We have to apply to Section VI before each season. For Fall 2019, we’re excited to offer opportunities to West Valley student athletes on all of our teams that include football, soccer, girls’ volleyball, girls’ tennis, girls’ swim and dive, boys’ golf, cross country, and cheerleading. At this point the question remains as to if there will be students from West Valley who want to try out for each team, but they are encouraged to do so for all Fall sports. West Valley Superintendent Eric Lawton has committed to sending their athletic director every day on the bus with the WV student athletes. He has offered the WV gym space, busing if needed should we ever be short of drivers, to host athletic contests at WV and to cover additional costs that we may incur from the addition of West Valley athletes.
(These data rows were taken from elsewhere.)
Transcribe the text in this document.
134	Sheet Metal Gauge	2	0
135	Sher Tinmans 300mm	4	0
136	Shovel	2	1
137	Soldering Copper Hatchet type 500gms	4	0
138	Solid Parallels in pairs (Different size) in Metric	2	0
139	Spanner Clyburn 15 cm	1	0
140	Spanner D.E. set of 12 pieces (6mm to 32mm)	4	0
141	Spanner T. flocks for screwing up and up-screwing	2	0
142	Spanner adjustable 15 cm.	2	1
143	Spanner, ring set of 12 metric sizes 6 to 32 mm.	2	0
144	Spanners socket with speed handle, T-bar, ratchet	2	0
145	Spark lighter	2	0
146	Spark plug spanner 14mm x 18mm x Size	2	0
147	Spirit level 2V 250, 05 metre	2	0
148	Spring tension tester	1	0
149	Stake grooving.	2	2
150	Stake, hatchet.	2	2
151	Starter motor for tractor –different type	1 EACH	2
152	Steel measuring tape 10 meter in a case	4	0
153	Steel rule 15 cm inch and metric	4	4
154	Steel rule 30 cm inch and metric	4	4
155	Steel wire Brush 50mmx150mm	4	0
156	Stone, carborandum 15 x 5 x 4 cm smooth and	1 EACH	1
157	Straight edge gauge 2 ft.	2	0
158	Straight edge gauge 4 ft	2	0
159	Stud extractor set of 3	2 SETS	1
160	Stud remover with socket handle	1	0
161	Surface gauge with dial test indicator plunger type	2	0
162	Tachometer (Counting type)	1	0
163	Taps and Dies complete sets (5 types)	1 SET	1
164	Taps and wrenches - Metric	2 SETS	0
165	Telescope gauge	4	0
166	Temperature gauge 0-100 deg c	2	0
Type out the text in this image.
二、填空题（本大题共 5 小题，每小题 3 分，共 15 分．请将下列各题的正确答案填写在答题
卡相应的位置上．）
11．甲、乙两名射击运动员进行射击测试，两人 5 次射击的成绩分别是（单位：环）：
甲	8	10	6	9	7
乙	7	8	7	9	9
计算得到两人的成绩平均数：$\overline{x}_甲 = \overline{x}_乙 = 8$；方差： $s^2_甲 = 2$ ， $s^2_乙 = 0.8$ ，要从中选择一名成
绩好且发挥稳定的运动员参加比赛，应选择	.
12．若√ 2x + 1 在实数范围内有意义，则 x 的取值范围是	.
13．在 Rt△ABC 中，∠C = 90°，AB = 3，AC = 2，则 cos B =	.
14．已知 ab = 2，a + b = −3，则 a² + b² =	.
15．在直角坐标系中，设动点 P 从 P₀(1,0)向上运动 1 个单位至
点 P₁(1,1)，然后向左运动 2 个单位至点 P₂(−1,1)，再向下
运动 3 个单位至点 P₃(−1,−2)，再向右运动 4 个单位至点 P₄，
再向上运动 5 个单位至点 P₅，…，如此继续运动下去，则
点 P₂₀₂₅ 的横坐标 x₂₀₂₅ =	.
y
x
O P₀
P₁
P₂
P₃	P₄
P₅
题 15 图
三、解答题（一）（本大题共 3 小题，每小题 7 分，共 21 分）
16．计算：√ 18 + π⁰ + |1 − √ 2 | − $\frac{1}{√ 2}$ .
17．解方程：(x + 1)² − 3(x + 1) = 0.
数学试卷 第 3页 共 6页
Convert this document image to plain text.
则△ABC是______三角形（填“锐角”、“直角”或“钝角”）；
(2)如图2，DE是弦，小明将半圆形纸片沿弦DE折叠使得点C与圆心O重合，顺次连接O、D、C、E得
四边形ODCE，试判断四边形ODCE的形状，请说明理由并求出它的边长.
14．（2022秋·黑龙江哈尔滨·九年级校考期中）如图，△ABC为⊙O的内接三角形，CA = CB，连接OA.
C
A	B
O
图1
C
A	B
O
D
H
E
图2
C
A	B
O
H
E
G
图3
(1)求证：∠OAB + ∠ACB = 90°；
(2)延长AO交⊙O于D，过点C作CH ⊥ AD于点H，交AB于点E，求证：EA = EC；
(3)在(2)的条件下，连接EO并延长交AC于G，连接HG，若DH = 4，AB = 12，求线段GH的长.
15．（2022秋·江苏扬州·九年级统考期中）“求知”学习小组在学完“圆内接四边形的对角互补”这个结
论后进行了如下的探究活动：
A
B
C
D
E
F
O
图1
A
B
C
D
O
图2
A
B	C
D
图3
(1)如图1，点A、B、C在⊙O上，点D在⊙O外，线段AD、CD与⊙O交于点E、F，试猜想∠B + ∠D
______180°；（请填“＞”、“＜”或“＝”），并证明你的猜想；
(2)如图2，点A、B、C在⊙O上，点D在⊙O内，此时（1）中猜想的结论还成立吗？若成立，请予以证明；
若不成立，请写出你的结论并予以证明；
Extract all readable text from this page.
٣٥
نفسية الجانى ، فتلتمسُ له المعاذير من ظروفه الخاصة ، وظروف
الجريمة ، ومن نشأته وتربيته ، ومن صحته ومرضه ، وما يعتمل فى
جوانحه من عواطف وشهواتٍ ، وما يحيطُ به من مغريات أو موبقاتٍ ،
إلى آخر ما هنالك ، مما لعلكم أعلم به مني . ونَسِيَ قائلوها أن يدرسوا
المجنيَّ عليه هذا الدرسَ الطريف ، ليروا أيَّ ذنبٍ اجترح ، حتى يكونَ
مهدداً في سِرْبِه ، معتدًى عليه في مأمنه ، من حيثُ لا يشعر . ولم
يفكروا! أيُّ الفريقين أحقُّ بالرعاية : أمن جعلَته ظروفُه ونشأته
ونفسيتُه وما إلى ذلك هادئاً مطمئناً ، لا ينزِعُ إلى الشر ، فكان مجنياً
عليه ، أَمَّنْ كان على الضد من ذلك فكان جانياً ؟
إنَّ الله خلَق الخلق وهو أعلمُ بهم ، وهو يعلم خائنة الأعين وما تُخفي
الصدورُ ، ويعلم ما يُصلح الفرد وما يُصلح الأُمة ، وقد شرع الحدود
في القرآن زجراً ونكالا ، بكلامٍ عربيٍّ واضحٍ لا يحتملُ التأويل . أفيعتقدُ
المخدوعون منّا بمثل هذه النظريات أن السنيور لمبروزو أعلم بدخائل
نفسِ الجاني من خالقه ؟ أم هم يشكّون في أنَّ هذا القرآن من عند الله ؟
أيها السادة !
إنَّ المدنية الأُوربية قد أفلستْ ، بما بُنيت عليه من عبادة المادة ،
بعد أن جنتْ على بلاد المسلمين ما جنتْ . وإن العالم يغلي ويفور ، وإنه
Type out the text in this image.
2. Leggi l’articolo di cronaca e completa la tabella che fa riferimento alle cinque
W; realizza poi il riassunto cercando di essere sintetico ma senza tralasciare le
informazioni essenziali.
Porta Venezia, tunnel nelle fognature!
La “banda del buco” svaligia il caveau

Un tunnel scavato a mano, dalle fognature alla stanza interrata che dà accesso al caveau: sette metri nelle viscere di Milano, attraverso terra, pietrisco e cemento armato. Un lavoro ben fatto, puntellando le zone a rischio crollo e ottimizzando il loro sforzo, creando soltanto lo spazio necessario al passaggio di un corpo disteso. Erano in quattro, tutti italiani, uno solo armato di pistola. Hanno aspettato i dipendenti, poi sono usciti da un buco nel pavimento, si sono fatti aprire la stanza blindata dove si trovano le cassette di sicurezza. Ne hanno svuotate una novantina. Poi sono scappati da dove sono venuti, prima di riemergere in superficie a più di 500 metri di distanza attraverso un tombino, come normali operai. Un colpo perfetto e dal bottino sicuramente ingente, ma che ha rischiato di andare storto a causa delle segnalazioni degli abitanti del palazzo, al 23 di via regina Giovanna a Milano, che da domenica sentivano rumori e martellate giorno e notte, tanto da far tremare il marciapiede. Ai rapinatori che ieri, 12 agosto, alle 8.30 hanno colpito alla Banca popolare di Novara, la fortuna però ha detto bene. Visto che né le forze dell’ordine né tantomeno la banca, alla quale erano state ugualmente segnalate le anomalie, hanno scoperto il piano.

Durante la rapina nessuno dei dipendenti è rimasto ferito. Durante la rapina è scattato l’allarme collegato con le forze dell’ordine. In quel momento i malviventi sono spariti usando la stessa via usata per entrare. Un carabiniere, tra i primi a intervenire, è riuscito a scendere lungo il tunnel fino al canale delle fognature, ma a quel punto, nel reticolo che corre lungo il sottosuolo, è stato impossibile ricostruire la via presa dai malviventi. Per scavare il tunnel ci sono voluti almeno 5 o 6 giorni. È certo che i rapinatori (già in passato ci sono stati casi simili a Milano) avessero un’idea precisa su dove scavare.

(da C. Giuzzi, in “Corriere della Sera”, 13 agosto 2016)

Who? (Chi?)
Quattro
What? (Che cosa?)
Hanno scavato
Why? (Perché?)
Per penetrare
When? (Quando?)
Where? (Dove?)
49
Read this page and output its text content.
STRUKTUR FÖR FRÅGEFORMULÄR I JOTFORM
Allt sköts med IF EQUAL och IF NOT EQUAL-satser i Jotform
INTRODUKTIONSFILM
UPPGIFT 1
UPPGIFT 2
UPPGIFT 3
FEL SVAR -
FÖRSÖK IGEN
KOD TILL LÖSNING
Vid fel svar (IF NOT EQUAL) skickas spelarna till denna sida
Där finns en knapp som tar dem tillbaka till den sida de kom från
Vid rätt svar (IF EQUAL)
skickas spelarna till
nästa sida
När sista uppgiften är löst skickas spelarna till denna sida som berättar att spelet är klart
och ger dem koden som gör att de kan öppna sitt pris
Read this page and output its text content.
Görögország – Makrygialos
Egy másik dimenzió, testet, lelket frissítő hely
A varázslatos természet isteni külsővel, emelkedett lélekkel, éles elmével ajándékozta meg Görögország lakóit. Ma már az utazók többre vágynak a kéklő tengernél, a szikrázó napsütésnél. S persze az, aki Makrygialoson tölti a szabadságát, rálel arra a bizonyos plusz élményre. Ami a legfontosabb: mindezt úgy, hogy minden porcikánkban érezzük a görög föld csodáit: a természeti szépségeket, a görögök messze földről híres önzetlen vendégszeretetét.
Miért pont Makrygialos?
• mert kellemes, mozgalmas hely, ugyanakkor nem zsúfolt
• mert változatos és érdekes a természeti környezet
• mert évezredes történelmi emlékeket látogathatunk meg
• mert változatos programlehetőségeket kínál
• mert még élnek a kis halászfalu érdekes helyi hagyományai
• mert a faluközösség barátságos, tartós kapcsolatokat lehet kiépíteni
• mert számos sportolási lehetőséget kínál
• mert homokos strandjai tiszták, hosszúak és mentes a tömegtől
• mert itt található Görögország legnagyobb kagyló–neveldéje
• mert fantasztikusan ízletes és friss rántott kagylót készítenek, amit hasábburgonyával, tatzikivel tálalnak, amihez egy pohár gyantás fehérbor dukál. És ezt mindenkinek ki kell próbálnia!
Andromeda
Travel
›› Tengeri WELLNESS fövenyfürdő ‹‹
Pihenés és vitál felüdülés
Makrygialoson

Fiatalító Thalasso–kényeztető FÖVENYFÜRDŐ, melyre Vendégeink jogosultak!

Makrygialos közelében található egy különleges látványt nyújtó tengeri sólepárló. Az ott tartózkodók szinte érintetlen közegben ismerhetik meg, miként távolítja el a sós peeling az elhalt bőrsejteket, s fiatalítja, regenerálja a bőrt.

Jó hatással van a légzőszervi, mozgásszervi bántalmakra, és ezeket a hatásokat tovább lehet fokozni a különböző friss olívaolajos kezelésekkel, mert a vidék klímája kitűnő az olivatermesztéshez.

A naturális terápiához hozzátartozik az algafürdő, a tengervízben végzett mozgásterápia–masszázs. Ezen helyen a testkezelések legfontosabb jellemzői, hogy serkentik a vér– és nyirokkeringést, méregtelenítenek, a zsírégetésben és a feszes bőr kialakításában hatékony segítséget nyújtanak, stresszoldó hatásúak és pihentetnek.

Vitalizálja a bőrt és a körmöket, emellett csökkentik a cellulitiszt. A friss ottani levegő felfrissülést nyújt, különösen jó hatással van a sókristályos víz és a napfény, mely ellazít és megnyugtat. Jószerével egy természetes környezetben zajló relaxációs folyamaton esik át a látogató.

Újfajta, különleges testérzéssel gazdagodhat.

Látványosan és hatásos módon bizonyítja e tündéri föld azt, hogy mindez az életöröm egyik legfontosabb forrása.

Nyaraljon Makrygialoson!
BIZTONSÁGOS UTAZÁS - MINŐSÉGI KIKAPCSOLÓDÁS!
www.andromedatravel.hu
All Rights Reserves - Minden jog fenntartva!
A recent pre-annexation study showed both of our districts to be very similar on all measures. I’ve worked in small rural districts the majority of my career. When I started as the superintendent, I thought I was coming to a “big” district. What I’ve found is so much the same as the other rural districts I’ve worked in, like Randolph and Pine Valley where I spent twenty years. We have open, honest, hardworking families who expect the best FOR their children and OF their children. We very much identify as a small, rural district. Just like West Valley.

We have more students, a small, thriving business community and a great hospital. Other than that, West Valley students and families will find we’re much more alike than we are different. Our families, faculty, staff, administration, and coaches will welcome West Valley student athletes warmly, encouraging and expecting the best of them. I hope they’ll give SGI a chance!